La segunda lectura se relaciona con este evangelio porque en ella podemos
ver una aplicación concreta del mandamiento del amor, vivido en una de las
primeras comunidades cristianas. San Pablo, escribiendo a los
Tesalonicenses, les da a entender que, aunque no faltan las debilidades y
dificultades en aquella comunidad, el amor todo lo supera, todo lo renueva,
todo lo vence: el amor de quien, consciente de sus propios límites, sigue
dócilmente las palabras de Cristo, Maestro, que son transmitidas a través
de un fiel discípulo suyo.

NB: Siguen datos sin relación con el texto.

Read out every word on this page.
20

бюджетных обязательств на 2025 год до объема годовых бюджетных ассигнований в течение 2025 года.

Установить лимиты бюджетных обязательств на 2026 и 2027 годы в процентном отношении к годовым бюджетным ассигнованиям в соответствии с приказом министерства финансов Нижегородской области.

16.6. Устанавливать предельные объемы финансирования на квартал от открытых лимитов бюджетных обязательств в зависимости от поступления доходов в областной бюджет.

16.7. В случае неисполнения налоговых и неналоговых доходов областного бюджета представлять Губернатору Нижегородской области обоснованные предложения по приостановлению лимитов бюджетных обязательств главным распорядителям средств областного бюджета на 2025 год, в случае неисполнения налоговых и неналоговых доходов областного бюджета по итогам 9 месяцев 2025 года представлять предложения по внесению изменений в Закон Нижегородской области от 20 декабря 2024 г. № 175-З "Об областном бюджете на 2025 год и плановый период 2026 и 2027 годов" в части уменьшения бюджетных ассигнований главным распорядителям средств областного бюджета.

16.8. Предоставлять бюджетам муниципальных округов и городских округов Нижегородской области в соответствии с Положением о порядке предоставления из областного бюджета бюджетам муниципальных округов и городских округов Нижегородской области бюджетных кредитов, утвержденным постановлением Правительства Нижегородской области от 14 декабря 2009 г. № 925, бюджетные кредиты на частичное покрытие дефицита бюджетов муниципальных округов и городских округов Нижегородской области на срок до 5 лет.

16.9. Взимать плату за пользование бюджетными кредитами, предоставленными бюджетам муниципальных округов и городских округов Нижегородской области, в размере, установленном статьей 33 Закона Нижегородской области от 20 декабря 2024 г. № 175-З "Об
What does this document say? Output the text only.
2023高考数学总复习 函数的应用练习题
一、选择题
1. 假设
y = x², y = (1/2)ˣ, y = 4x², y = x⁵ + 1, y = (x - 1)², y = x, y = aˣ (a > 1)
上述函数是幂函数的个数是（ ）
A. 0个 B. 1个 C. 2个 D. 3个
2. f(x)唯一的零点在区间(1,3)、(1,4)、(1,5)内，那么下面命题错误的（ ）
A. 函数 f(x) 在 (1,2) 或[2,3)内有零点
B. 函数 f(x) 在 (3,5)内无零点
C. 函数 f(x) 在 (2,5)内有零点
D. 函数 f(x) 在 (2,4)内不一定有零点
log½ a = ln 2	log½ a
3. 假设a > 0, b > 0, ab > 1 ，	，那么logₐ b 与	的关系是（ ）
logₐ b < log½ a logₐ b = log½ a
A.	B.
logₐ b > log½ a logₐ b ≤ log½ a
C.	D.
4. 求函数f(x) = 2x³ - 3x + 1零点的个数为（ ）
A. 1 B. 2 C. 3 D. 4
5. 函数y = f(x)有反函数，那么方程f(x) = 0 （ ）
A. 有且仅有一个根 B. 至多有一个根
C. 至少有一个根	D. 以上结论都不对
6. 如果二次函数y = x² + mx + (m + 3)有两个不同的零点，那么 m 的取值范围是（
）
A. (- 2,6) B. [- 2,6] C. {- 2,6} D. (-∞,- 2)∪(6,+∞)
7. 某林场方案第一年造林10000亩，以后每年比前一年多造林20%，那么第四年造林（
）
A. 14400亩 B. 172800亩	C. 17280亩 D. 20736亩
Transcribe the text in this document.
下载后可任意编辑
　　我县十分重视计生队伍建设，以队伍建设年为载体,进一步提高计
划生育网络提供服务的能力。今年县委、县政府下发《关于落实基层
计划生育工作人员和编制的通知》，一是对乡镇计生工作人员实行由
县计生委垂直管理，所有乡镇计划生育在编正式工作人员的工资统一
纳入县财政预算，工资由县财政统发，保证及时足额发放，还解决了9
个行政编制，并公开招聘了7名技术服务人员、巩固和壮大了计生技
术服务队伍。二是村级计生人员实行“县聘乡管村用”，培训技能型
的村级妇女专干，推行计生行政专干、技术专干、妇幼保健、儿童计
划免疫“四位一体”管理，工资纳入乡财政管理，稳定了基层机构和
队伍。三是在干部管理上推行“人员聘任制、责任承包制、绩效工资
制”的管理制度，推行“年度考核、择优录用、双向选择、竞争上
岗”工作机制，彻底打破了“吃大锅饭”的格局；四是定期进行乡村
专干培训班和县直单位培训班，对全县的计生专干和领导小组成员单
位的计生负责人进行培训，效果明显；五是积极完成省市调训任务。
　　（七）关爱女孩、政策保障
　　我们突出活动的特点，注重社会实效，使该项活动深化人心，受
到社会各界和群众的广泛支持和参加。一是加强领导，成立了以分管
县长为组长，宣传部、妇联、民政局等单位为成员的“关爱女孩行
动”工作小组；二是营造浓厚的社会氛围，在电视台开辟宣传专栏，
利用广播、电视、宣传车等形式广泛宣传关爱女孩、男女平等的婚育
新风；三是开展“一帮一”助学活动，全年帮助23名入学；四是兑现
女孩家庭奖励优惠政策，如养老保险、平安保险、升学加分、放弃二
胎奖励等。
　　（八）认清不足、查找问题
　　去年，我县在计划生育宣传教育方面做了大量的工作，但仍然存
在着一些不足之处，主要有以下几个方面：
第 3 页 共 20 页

Vemos en la experiencia de los Tesalonicenses,
una experiencia concreta que se realiza en toda auténtica comunidad
cristiana, el amor al prójimo nace de la escucha dócil de la Palabra. Este es
un amor que acepta también pruebas duras por la verdad de la Palabra
divina; y que así crece como amor verdadero entre hermanos.
El amor al prójimo como a sí mismo, como termina diciéndonos el evangelio
de la presente semana, debemos verlo dentro de la perspectiva amplia del
significado de prójimo; porque hoy más que nunca este prójimo quizás se
manifiesta en nuestra vida en aquel que atenta contra nuestro bienestar, en
aquel que no aceptamos porque con su vida nos denuncia nuestros propios
pecados, pero por quien estamos llamados, tal como Cristo si estamos
unidos a Él, a dar nuestra vida, como Cristo lo ha hecho por nosotros,
porque esta ha sido la voluntad del Padre. Porque sólo de esta manera
podemos manifestar que hemos conocido y damos a conocer el amor
infinito del Padre de la Misericordia.
San Agustín nos dice: “…No te envi a cumplir muchos preceptos: ni
siquiera diez, ni siquiera dos; la sola caridad los cumple todos. Pero la
caridad es doble: hacia Dios y hacia el prójimo. Hacia Dios, ¿en qué
medida? Con todo. ¿A qué se refiere ese todo? No al oído, o a la nariz, o a
la mano, o al pie. ¿Con qué puede amarse de forma total? Con todo el
corazón, con toda el alma, con toda la mente. Amarás la fuente de la vida
con todo lo que en ti tiene vida. Si, pues, debo amar a Dios con todo lo que
en mí tiene vida, ¿qué me reservo para poder amar a mi prójimo? Cuando
se te dio el precepto de amar al prójimo no se te dijo: «con todo el corazón,
con toda el alma y con toda la mente», sino como a ti mismo. Has de amar
a Dios con todo tu ser, porque es mejor que tú, y al prójimo como a ti
mismo, porque es lo que eres tú…” (San Agustín, Sermn 179 A, 3).